Buildkit: local build, caching and image scanning

Exploring advanced Buildkit use cases

Published on 06/11/2022 by igor.kolomiyets in Technical Tips

In the previous articles, Part 1 and Part 2, we discussed the use of Buildkit to build Docker images in the Jenkins pipeline. The described approach has one flaw.

Splash

Look at the following stage:

stage('Build Docker Image') {
            container('buildkit') {
                sh """
                  buildctl build \
                      --frontend dockerfile.v0 \
                      --local context=. \
                      --local dockerfile=. \
                      --output type=image,name=${image},push=true
                  buildctl build \
                      --frontend dockerfile.v0 \
                      --local context=. \
                      --local dockerfile=. \
                      --output type=image,name=${repository}:${tag},push=true
                """
                milestone(1)
            }
        }

In this case, buildctl executed twice and both times it will run the full build really doubling the stage excution time.

Can this be improved?

Yes, Buildkit is quite cache efficient, we just did not use it in the stage described above.

To utilize Buildkit ability to cache layers we have to export it to the local container filesystem when executing buildctl for the first time and then import it when running it second time.

To export layers to the local cache add the following option: --export-cache type=local,dest=/tmp/buildkit/cache.

To import it later add the following option: --import-cache type=local,src=/tmp/buildkit/cache.

If there are more than two calls to the buildctl tool in the pipeline it makes sense to use both --export-cache and --import-cache options for all calls except the first one.

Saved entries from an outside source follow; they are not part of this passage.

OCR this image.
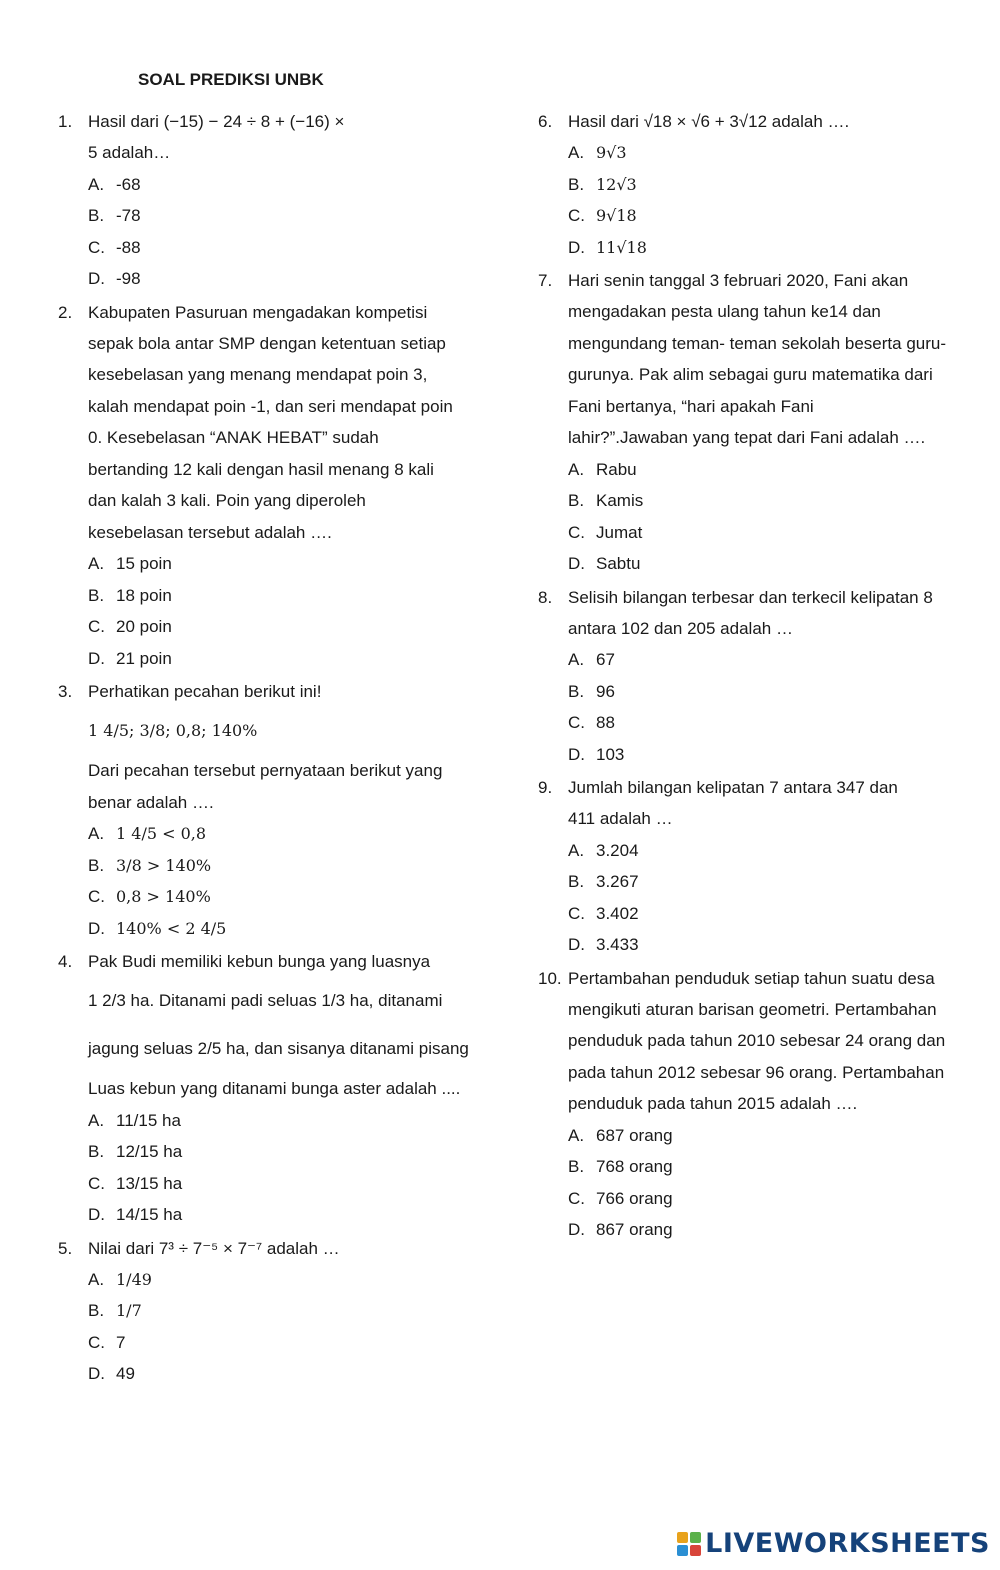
SOAL PREDIKSI UNBK
1. Hasil dari (−15) − 24 ÷ 8 + (−16) ×
5 adalah…
A. -68
B. -78
C. -88
D. -98
2. Kabupaten Pasuruan mengadakan kompetisi
sepak bola antar SMP dengan ketentuan setiap
kesebelasan yang menang mendapat poin 3,
kalah mendapat poin -1, dan seri mendapat poin
0. Kesebelasan “ANAK HEBAT” sudah
bertanding 12 kali dengan hasil menang 8 kali
dan kalah 3 kali. Poin yang diperoleh
kesebelasan tersebut adalah ….
A. 15 poin
B. 18 poin
C. 20 poin
D. 21 poin
3. Perhatikan pecahan berikut ini!
1 4/5; 3/8; 0,8; 140%
Dari pecahan tersebut pernyataan berikut yang
benar adalah ….
A. 1 4/5 < 0,8
B. 3/8 > 140%
C. 0,8 > 140%
D. 140% < 2 4/5
4. Pak Budi memiliki kebun bunga yang luasnya
1 2/3 ha. Ditanami padi seluas 1/3 ha, ditanami
jagung seluas 2/5 ha, dan sisanya ditanami pisang
Luas kebun yang ditanami bunga aster adalah ....
A. 11/15 ha
B. 12/15 ha
C. 13/15 ha
D. 14/15 ha
5. Nilai dari 7³ ÷ 7⁻⁵ × 7⁻⁷ adalah …
A. 1/49
B. 1/7
C. 7
D. 49
6. Hasil dari √18 × √6 + 3√12 adalah ….
A. 9√3
B. 12√3
C. 9√18
D. 11√18
7. Hari senin tanggal 3 februari 2020, Fani akan
mengadakan pesta ulang tahun ke14 dan
mengundang teman- teman sekolah beserta guru-
gurunya. Pak alim sebagai guru matematika dari
Fani bertanya, “hari apakah Fani
lahir?”.Jawaban yang tepat dari Fani adalah ….
A. Rabu
B. Kamis
C. Jumat
D. Sabtu
8. Selisih bilangan terbesar dan terkecil kelipatan 8
antara 102 dan 205 adalah …
A. 67
B. 96
C. 88
D. 103
9. Jumlah bilangan kelipatan 7 antara 347 dan
411 adalah …
A. 3.204
B. 3.267
C. 3.402
D. 3.433
10. Pertambahan penduduk setiap tahun suatu desa
mengikuti aturan barisan geometri. Pertambahan
penduduk pada tahun 2010 sebesar 24 orang dan
pada tahun 2012 sebesar 96 orang. Pertambahan
penduduk pada tahun 2015 adalah ….
A. 687 orang
B. 768 orang
C. 766 orang
D. 867 orang
LIVEWORKSHEETS
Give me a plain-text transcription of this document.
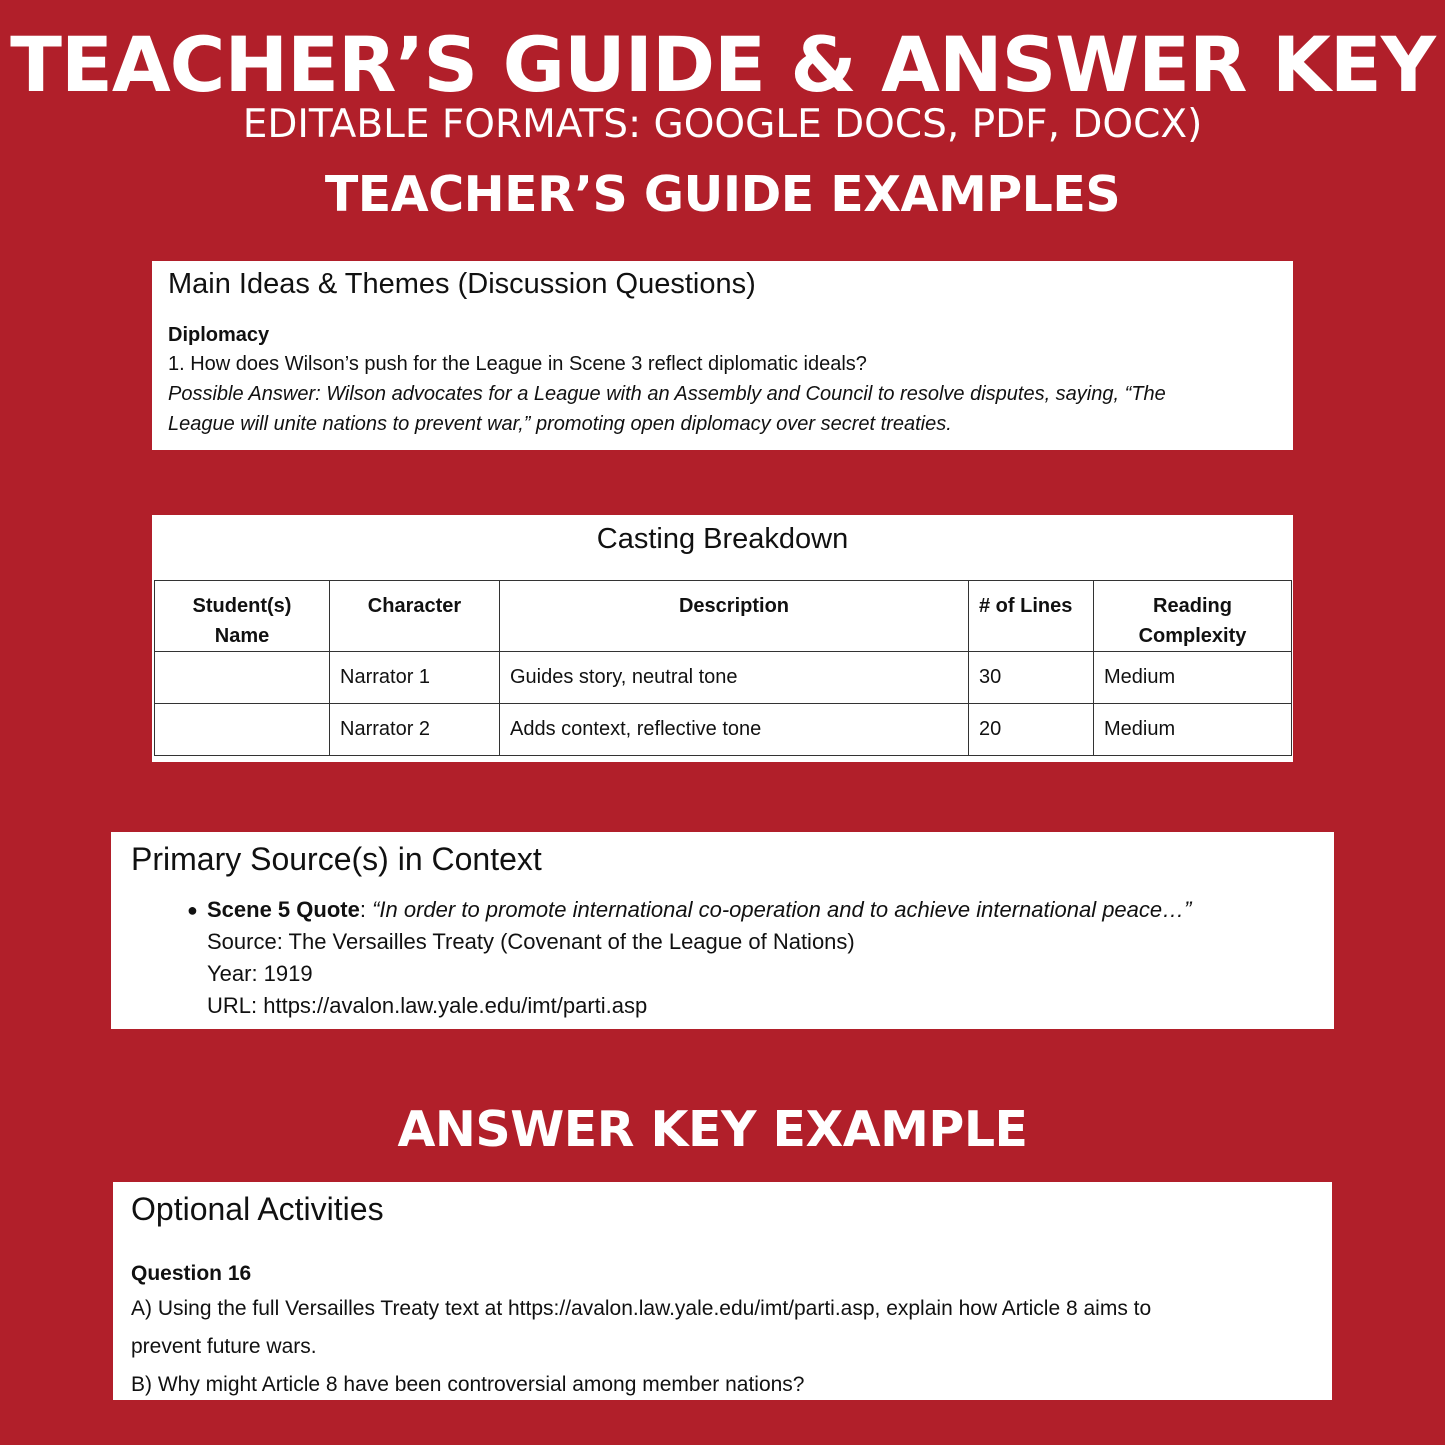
TEACHER’S GUIDE & ANSWER KEY
EDITABLE FORMATS: GOOGLE DOCS, PDF, DOCX)
TEACHER’S GUIDE EXAMPLES
Main Ideas & Themes (Discussion Questions)
Diplomacy
1. How does Wilson’s push for the League in Scene 3 reflect diplomatic ideals?
Possible Answer: Wilson advocates for a League with an Assembly and Council to resolve disputes, saying, “The
League will unite nations to prevent war,” promoting open diplomacy over secret treaties.
Casting Breakdown
Student(s) Name	Character	Description	# of Lines	Reading Complexity
	Narrator 1	Guides story, neutral tone	30	Medium
	Narrator 2	Adds context, reflective tone	20	Medium
Primary Source(s) in Context
● Scene 5 Quote: “In order to promote international co-operation and to achieve international peace…”
Source: The Versailles Treaty (Covenant of the League of Nations)
Year: 1919
URL: https://avalon.law.yale.edu/imt/parti.asp
ANSWER KEY EXAMPLE
Optional Activities
Question 16
A) Using the full Versailles Treaty text at https://avalon.law.yale.edu/imt/parti.asp, explain how Article 8 aims to
prevent future wars.
B) Why might Article 8 have been controversial among member nations?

So, to utilized cache in the example stage above we have to modify it to the following:

stage('Build Docker Image') {
            container('buildkit') {
                sh """
                  buildctl build \
                      --frontend dockerfile.v0 \
                      --local context=. \
                      --local dockerfile=. \
                      --export-cache type=local,dest=/tmp/buildkit/cache \
                      --output type=image,name=${image},push=true
                  buildctl build \
                      --frontend dockerfile.v0 \
                      --local context=. \
                      --local dockerfile=. \
                      --import-cache type=local,src=/tmp/buildkit/cache \
                      --output type=image,name=${repository}:${tag},push=true
                """
                milestone(1)
            }
        }

There are two other use cases which I would like to discuss as well.

One of them is compiling source code during Docker Image build. Historically, we compile resulting executable or archive (in Java world) first and then feed it one way or another to a Docker Image.

However, nothing is really stopping us from doing this as part of the Docker Image build. One little problem was stopping me from using this approach in the pipeline for years.

You see, I would normally have test reports published to the Jenkins Job run so, they could be accessed via Jenkins frontend. And pulling out those reports from the image was not straightforward.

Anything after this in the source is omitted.